Titre : Rural !
Scénariste : Etienne Davodeau
Dessinateur : Etienne Davodeau
Parution : Mai 2001
Etienne Davodeau est aujourd’hui une des références du reportage en bande-dessinée. Il a démarré à travailler cet aspect documentaire sur « Rural ! » en 2001. Il décide de suivre trois paysans pendant une année et de retranscrire leur quotidien, leurs problèmes et leurs aspirations. La démarche, surtout à l’époque, n’est pas simple. Davodeau se sent obligé d’écrire un avant-propos devant l’aspect original de son ouvrage. « Une chose est sûre : c’est de la bande-dessinée ». Et s’embrayer sur : « je ne connais pas de raison pour le limiter à la fiction ». Il y explique également qu’il n’y ait pas objectif et assume parfaitement cette idée. L’ouvrage fait pas moins de 140 pages et est publié chez Delcourt.
Un reportage à la narration impeccable.
Un reportage en bande-dessinée, voilà qui est curieux pour beaucoup. Et pourtant, il serait dommage de passer à côté d’ouvrages de ce type tant ils peuvent être passionnants. Il y a un côté militant certain dans ce livre. Étienne Davodeau s’intéresse à une exploitation tenue par trois hommes qui vont tenter l’agriculture bio. Ils croient en une agriculture raisonnée, en marge des méthodes prônées par la FNSEA (le livre est d’ailleurs préfacé par José Bové). En parallèle à l’exploitation, un projet d’autoroute va bouleverser le village.
En mettant de côté la fiction, Etienne Davodeau perd évidemment tous les avantages liés à elle. Mais il gagne une sincérité, celle du réel. Alors certes, le tout n’est pas forcément objectif, c’est romancé, mais les personnages sont d’autant plus touchants que l’on sait qu’ils ont réellement vécu ce que l’on lit. L’ouvrage est finalement très militant. Par forcément par les discours du Davodeau. Mais ce dernier, en décidant de s’intéresser à des paysans de la confédération paysanne luttant contre un projet d’autoroute, savait vers quoi il se dirigeait…

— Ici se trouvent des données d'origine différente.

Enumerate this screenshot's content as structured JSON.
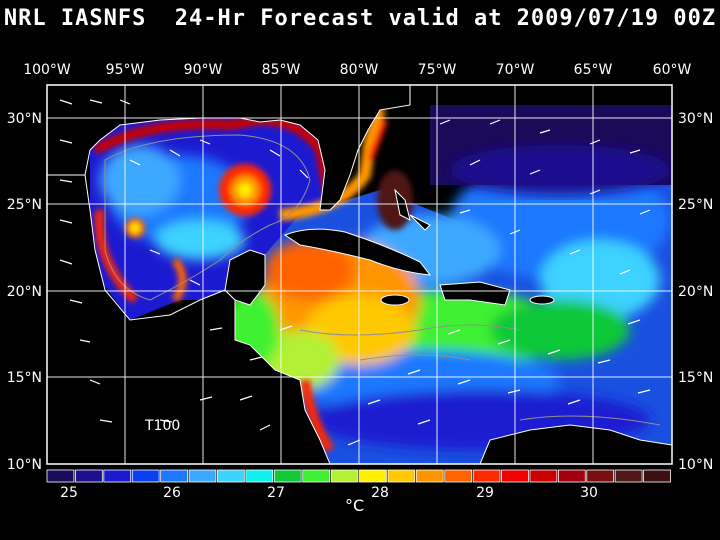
{
  "title": "NRL IASNFS  24-Hr Forecast valid at 2009/07/19 00Z",
  "map_label": "T100",
  "longitudes": [
    "100°W",
    "95°W",
    "90°W",
    "85°W",
    "80°W",
    "75°W",
    "70°W",
    "65°W",
    "60°W"
  ],
  "latitudes": [
    "30°N",
    "25°N",
    "20°N",
    "15°N",
    "10°N"
  ],
  "colorbar": {
    "ticks": [
      "25",
      "26",
      "27",
      "28",
      "29",
      "30"
    ],
    "unit": "°C",
    "colors": [
      "#1a0a5a",
      "#1c1090",
      "#1c1ad0",
      "#0a40f0",
      "#1e78ff",
      "#3ca8ff",
      "#3cd2ff",
      "#10f0f0",
      "#10c838",
      "#40f030",
      "#b4f034",
      "#fff000",
      "#ffc800",
      "#ff9600",
      "#ff6400",
      "#ff2800",
      "#f00000",
      "#c80000",
      "#a00010",
      "#781010",
      "#501818",
      "#3c1010"
    ]
  },
  "colors": {
    "land": "#000000",
    "grid": "#ffffff",
    "background": "#000000"
  }
}
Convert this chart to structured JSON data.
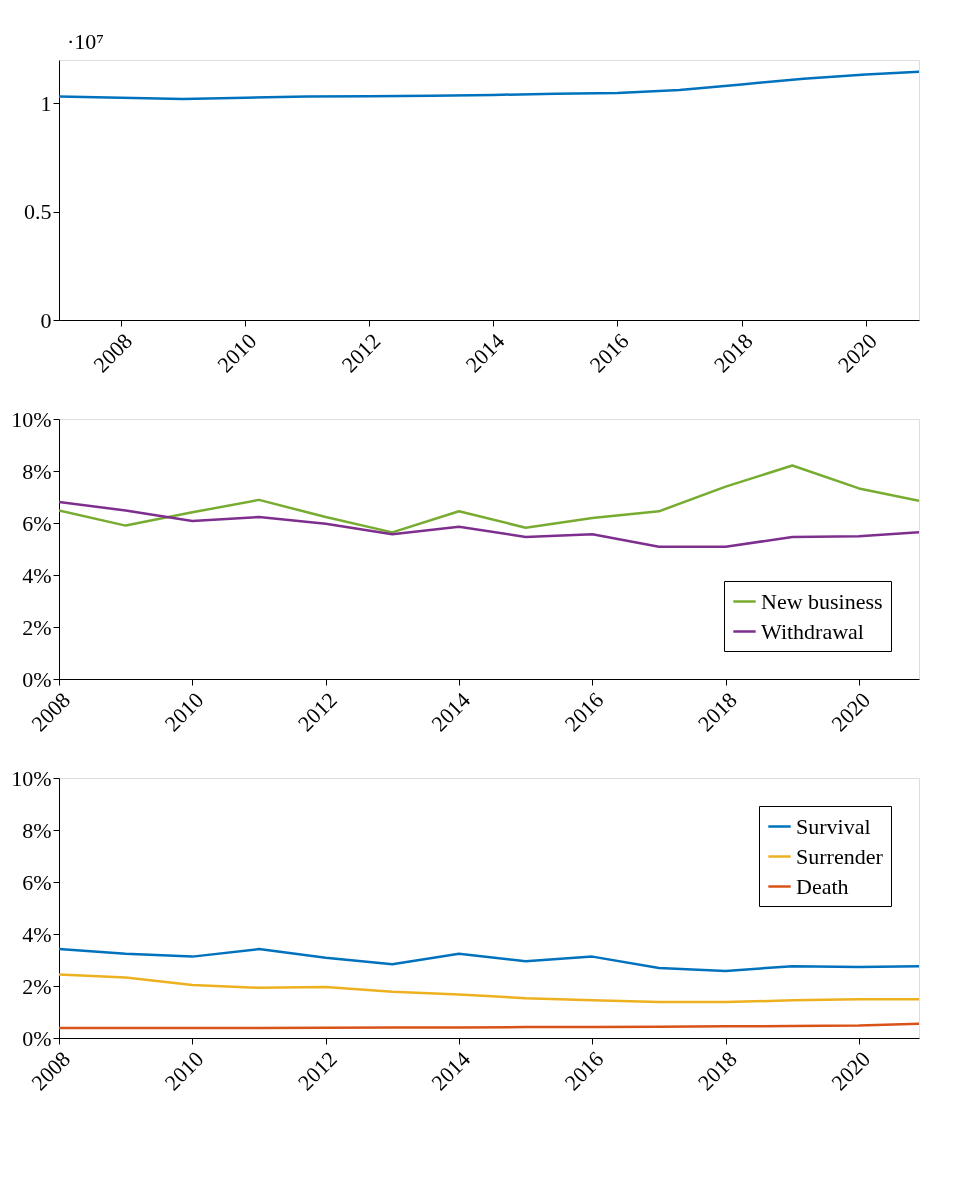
{
  "chart_data": [
    {
      "type": "line",
      "annotations": [
        "·10⁷"
      ],
      "legend": false,
      "xlim": [
        2007,
        2020.86
      ],
      "xticks": [
        2008,
        2010,
        2012,
        2014,
        2016,
        2018,
        2020
      ],
      "ylim": [
        0,
        1.2
      ],
      "yticks": [
        0,
        0.5,
        1
      ],
      "series": [
        {
          "color": "#0072bd",
          "x": [
            2007,
            2008,
            2009,
            2010,
            2011,
            2012,
            2013,
            2014,
            2015,
            2016,
            2017,
            2018,
            2019,
            2020,
            2020.86
          ],
          "values": [
            1.031,
            1.026,
            1.02,
            1.026,
            1.031,
            1.033,
            1.035,
            1.039,
            1.044,
            1.048,
            1.061,
            1.087,
            1.114,
            1.133,
            1.146
          ]
        }
      ]
    },
    {
      "type": "line",
      "legend": "bottom right",
      "xlim": [
        2008,
        2020.9
      ],
      "xticks": [
        2008,
        2010,
        2012,
        2014,
        2016,
        2018,
        2020
      ],
      "ylim": [
        0,
        10
      ],
      "yticks": [
        {
          "value": 0,
          "label": "0%"
        },
        {
          "value": 2,
          "label": "2%"
        },
        {
          "value": 4,
          "label": "4%"
        },
        {
          "value": 6,
          "label": "6%"
        },
        {
          "value": 8,
          "label": "8%"
        },
        {
          "value": 10,
          "label": "10%"
        }
      ],
      "series": [
        {
          "name": "New business",
          "color": "#77ac30",
          "x": [
            2008,
            2009,
            2010,
            2011,
            2012,
            2013,
            2014,
            2015,
            2016,
            2017,
            2018,
            2019,
            2020,
            2020.9
          ],
          "values": [
            6.48,
            5.9,
            6.41,
            6.89,
            6.23,
            5.64,
            6.45,
            5.82,
            6.19,
            6.45,
            7.4,
            8.21,
            7.33,
            6.85
          ]
        },
        {
          "name": "Withdrawal",
          "color": "#7e2f8e",
          "x": [
            2008,
            2009,
            2010,
            2011,
            2012,
            2013,
            2014,
            2015,
            2016,
            2017,
            2018,
            2019,
            2020,
            2020.9
          ],
          "values": [
            6.81,
            6.48,
            6.08,
            6.23,
            5.97,
            5.57,
            5.86,
            5.46,
            5.57,
            5.09,
            5.09,
            5.46,
            5.49,
            5.64
          ]
        }
      ]
    },
    {
      "type": "line",
      "legend": "top right",
      "xlim": [
        2008,
        2020.9
      ],
      "xticks": [
        2008,
        2010,
        2012,
        2014,
        2016,
        2018,
        2020
      ],
      "ylim": [
        0,
        10
      ],
      "yticks": [
        {
          "value": 0,
          "label": "0%"
        },
        {
          "value": 2,
          "label": "2%"
        },
        {
          "value": 4,
          "label": "4%"
        },
        {
          "value": 6,
          "label": "6%"
        },
        {
          "value": 8,
          "label": "8%"
        },
        {
          "value": 10,
          "label": "10%"
        }
      ],
      "series": [
        {
          "name": "Survival",
          "color": "#0072bd",
          "x": [
            2008,
            2009,
            2010,
            2011,
            2012,
            2013,
            2014,
            2015,
            2016,
            2017,
            2018,
            2019,
            2020,
            2020.9
          ],
          "values": [
            3.42,
            3.24,
            3.13,
            3.42,
            3.09,
            2.84,
            3.24,
            2.95,
            3.13,
            2.69,
            2.58,
            2.76,
            2.73,
            2.76
          ]
        },
        {
          "name": "Surrender",
          "color": "#edb120",
          "x": [
            2008,
            2009,
            2010,
            2011,
            2012,
            2013,
            2014,
            2015,
            2016,
            2017,
            2018,
            2019,
            2020,
            2020.9
          ],
          "values": [
            2.44,
            2.33,
            2.04,
            1.93,
            1.96,
            1.78,
            1.67,
            1.53,
            1.45,
            1.38,
            1.38,
            1.45,
            1.49,
            1.49
          ]
        },
        {
          "name": "Death",
          "color": "#d95319",
          "x": [
            2008,
            2009,
            2010,
            2011,
            2012,
            2013,
            2014,
            2015,
            2016,
            2017,
            2018,
            2019,
            2020,
            2020.9
          ],
          "values": [
            0.38,
            0.38,
            0.38,
            0.38,
            0.39,
            0.4,
            0.4,
            0.42,
            0.42,
            0.43,
            0.45,
            0.46,
            0.48,
            0.55
          ]
        }
      ]
    }
  ]
}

L’aspect documentaire est donc intéressant. Syndicats paysans, techniques de moisson, vaches laitières… Le citadin apprendra à coup sûr beaucoup de choses. Mais l’aspect humain est primordial c’est Davodeau. Derrière les grands mots, les grands projets, les grandes décisions, il retourne toujours à la source : qui est impacté et de quelle sorte ? L’ouvrage n’est pas dénué d’émotions et de moments difficiles. Du beau travail.
Davodeau adopte un style sobre et élégant pour son dessin. Le noir et blanc, rehaussé de gris, évite les paysages bucoliques. Le trait est à la fois relâché et très réaliste. La mise en page est tantôt très rigide (gaufrier de 6 cases identiques carrées), tantôt beaucoup plus libre. La narration et le dialogue sont évidemment très présents, pour ne pas dire omniprésents. Mais Davodeau prend le temps de quelques passages muets lorsque le texte est inutile.
Il faut signaler le travail incroyable réalisé par Davodeau sur la narration. Alors que l’histoire dure une année complète et que les flashbacks et digressions sont nombreux, le tout est toujours très fluide et tient le lecteur en haleine. La maîtrise du récit dont fait part l’auteur force le respect.
Au final, cet ouvrage montre combien la bande-dessinée peut être un formidable médium pour le reportage. Ce documentaire est bien mené, riches en informations et en émotion. La narration de haut-vol permet au lecteur de se sentir impliqué d’un bout à l’autre. Du beau travail.